It’s Kids’ Week at ComicsAlliance! As the summer draws to a close and young comics fans get ready to go back to school, we’re presenting a week of articles focused on great kids’ comics, including comics recommendations for younger readers. Hey! Kids’ comics!

Can you feel a mystical fog sweeping across the sky, or is it just me? In Neill Cameron and Kate Brown's Tamsin and The Deep, it gets hard to tell the difference between reality and fantasy.





Tamsin, a young girl from Cornwall, England, which is as well known for its magic and history as it is for its modern day surfing beaches. In Tamsin and The Deep, the two collide, as an accident at sea brings Tamsin face to face with some of the myths and legends that still survive in the misty moors of the county.


Neill Cameron writes, and you may know him from some other projects we’ve featured on ComicsAlliance, including Mega Robo Bros and Pirates of Pangaea. He also once drew a cross between Dazzler and a bunny rabbit, which is by-the-by, but an important fact you should be made aware of.

He’s joined by the wonder that is Kate Brown, a fantastic artist who is best known for her contributions to Young Avengers and The Wicked and The Divine, as well as some of her own projects like Chocolate + Fish. They’re both rising superstars.





Well I did just tell you that the creative team are flippin’ Neill Cameron and Kate Brown, so immediately after reading that I hope you nipped over to get your orders in. But what really makes this stand out, aside from the woozy, wonderful artwork and smart narrative style? It’s the tone.

This feels like such a step away from the sort of stories that are collected elsewhere in children’s magazines like The Phoenix or at American children's publishers. It straddles this fascinating gap between comics for an all-ages audience and slightly more mature, sinister stories that you might find at, say, FirstSecond.

In a review for WomenWriteAboutComics, Claire Napier describes the series as a "ballet" comic, and that’s a perfect encapsulation of how poised, considered, and ultimately painful this story can be.

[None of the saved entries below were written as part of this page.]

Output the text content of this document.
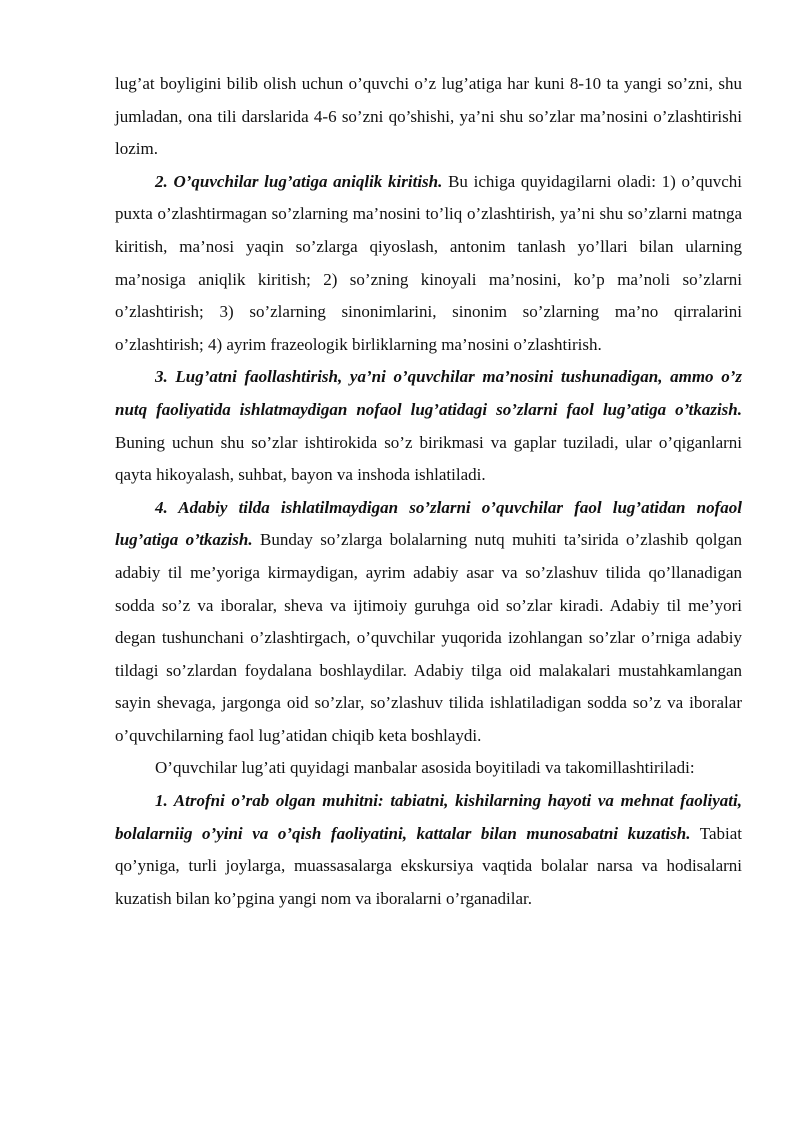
lug’at boyligini bilib olish uchun o’quvchi o’z lug’atiga har kuni 8-10 ta yangi so’zni, shu jumladan, ona tili darslarida 4-6 so’zni qo’shishi, ya’ni shu so’zlar ma’nosini o’zlashtirishi lozim.

2. O’quvchilar lug’atiga aniqlik kiritish. Bu ichiga quyidagilarni oladi: 1) o’quvchi puxta o’zlashtirmagan so’zlarning ma’nosini to’liq o’zlashtirish, ya’ni shu so’zlarni matnga kiritish, ma’nosi yaqin so’zlarga qiyoslash, antonim tanlash yo’llari bilan ularning ma’nosiga aniqlik kiritish; 2) so’zning kinoyali ma’nosini, ko’p ma’noli so’zlarni o’zlashtirish; 3) so’zlarning sinonimlarini, sinonim so’zlarning ma’no qirralarini o’zlashtirish; 4) ayrim frazeologik birliklarning ma’nosini o’zlashtirish.

3. Lug’atni faollashtirish, ya’ni o’quvchilar ma’nosini tushunadigan, ammo o’z nutq faoliyatida ishlatmaydigan nofaol lug’atidagi so’zlarni faol lug’atiga o’tkazish. Buning uchun shu so’zlar ishtirokida so’z birikmasi va gaplar tuziladi, ular o’qiganlarni qayta hikoyalash, suhbat, bayon va inshoda ishlatiladi.

4. Adabiy tilda ishlatilmaydigan so’zlarni o’quvchilar faol lug’atidan nofaol lug’atiga o’tkazish. Bunday so’zlarga bolalarning nutq muhiti ta’sirida o’zlashib qolgan adabiy til me’yoriga kirmaydigan, ayrim adabiy asar va so’zlashuv tilida qo’llanadigan sodda so’z va iboralar, sheva va ijtimoiy guruhga oid so’zlar kiradi. Adabiy til me’yori degan tushunchani o’zlashtirgach, o’quvchilar yuqorida izohlangan so’zlar o’rniga adabiy tildagi so’zlardan foydalana boshlaydilar. Adabiy tilga oid malakalari mustahkamlangan sayin shevaga, jargonga oid so’zlar, so’zlashuv tilida ishlatiladigan sodda so’z va iboralar o’quvchilarning faol lug’atidan chiqib keta boshlaydi.

O’quvchilar lug’ati quyidagi manbalar asosida boyitiladi va takomillashtiriladi:

1. Atrofni o’rab olgan muhitni: tabiatni, kishilarning hayoti va mehnat faoliyati, bolalarniig o’yini va o’qish faoliyatini, kattalar bilan munosabatni kuzatish. Tabiat qo’yniga, turli joylarga, muassasalarga ekskursiya vaqtida bolalar narsa va hodisalarni kuzatish bilan ko’pgina yangi nom va iboralarni o’rganadilar.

Everything is balanced on a single point --- and that point comes under huge, graceful, torturous pressure as time goes on.


It’s absolutely and perfectly for children. Tamsin and The Deep can head into troubling waters, but the creative team frames things in such a way that it’s never too scary, and so that the feistiness of the heroine takes precedence as often as possible. Tamsin herself is a joy, blurring the lines between the real and the mystical with an effervescent likeability that will draw your kids --- and you --- right into the water with her.





The series is published in instalments in The Phoenix, an all-ages comics magazine that's published every week in the UK and available digitally internationally. The first collected volume is currently available, and the second volume recently wrapped up in the magazine and should be collected soon. The books can be bought via digital retail, including The Phoenix’s own online store.